The restaurant chain uses 1.8m straws a day in the UK.
"Reflecting the broader public debate, our customers told us they wanted to see a move on straws," the firm said.
This decision came after a successful trial in selected restaurants earlier this year. The full global move to paper straws will be completed next year.
Wetherspoon's already ditched plastic straws across its 900 pubs in the UK and Ireland.
Since January 2018, all of the company's pubs use biodegradable paper straws instead.
Wagamama also stopped providing them to customers across its 128 UK restaurants.
It's now only handing them out on request or with juices that need stirring.
Costa Coffee and sandwich chain Pret A Manger also took action against plastic.
Both said they will be replacing their plastic straws with alternatives in 2018.
Wagamama also ditched plastic straws from its restaurants in 2018.
Glastonbury banned single-use plastic bottles from the festival site this year.
Companies that have or are set to ditch the plastic
- Starbucks (phaseout)
- McDonald's (September 2018)
- Pizza Express (Summer 2018)
- Wagamama (Earth Day – April 22, 2018)
- Hyatt (On request only from December 2018)
- American Airlines (July 2018)
- Alaska Airlines (phaseout)
- Bon Appetit (September 2018)
- Four Season hotel group (April 2018)
- All Bar One (mid-2017)
- Hilton Hotels (end of 2018)
- JD Wetherspoons (beginning of 2018)
- Pret a Manger (aims to be totally plastic free by 2025)
- Iceland supermarket (aims to be totally plastic free by 2023)
What has the EU said about banning plastic?

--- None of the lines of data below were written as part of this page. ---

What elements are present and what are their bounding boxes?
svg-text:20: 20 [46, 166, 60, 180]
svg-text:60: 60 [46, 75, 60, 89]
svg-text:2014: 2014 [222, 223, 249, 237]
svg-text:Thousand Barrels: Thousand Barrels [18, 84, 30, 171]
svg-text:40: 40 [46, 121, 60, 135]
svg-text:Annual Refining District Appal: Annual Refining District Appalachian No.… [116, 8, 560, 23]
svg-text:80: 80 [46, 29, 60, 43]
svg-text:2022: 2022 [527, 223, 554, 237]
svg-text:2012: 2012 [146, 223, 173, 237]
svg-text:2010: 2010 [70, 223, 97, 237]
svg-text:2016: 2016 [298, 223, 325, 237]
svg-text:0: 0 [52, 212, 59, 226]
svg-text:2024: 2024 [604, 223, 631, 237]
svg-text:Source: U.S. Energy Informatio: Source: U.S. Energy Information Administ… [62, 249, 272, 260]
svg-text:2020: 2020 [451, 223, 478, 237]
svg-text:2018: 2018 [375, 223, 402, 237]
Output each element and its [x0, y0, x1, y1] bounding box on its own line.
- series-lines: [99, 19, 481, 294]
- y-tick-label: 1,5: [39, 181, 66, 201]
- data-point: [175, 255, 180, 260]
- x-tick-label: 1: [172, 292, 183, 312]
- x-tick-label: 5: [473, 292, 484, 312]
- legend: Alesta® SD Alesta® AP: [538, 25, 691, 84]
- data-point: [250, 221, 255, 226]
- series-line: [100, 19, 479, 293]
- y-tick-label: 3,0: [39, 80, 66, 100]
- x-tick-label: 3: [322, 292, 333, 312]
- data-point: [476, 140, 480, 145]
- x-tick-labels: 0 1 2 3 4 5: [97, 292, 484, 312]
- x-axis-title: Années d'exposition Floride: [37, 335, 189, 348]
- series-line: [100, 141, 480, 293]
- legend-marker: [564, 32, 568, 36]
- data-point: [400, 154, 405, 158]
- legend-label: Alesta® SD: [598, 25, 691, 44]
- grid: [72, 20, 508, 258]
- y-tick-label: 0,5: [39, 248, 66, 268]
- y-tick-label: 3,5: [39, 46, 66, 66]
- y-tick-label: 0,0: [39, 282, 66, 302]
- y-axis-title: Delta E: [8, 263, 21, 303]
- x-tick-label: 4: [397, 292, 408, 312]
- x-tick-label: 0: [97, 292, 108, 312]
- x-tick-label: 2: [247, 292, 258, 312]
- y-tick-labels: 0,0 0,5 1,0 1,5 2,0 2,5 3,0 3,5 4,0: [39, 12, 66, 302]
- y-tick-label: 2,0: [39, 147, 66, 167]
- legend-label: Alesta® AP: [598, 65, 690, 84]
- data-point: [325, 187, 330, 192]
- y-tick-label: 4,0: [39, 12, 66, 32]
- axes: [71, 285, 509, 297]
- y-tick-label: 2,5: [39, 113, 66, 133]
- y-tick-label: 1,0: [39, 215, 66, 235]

Brussels plans to ban a number of plastic items, including straw, plates and single-use cutlery by 2021.
The European Commission's proposed ban will cover ten products that along with discarded plastic fishing gear account for 70 per cent of all marine litter.
The initiative, announced on May 28, 2018, will prohibit items the commission believes could be replaced with sustainable materials.
It is estimated that Europe generates 25.8m tonnes of plastic waste annually, of which less than 30 per cent is recycled, 31 per cent ends up in landfills and 39 per cent is incinerated.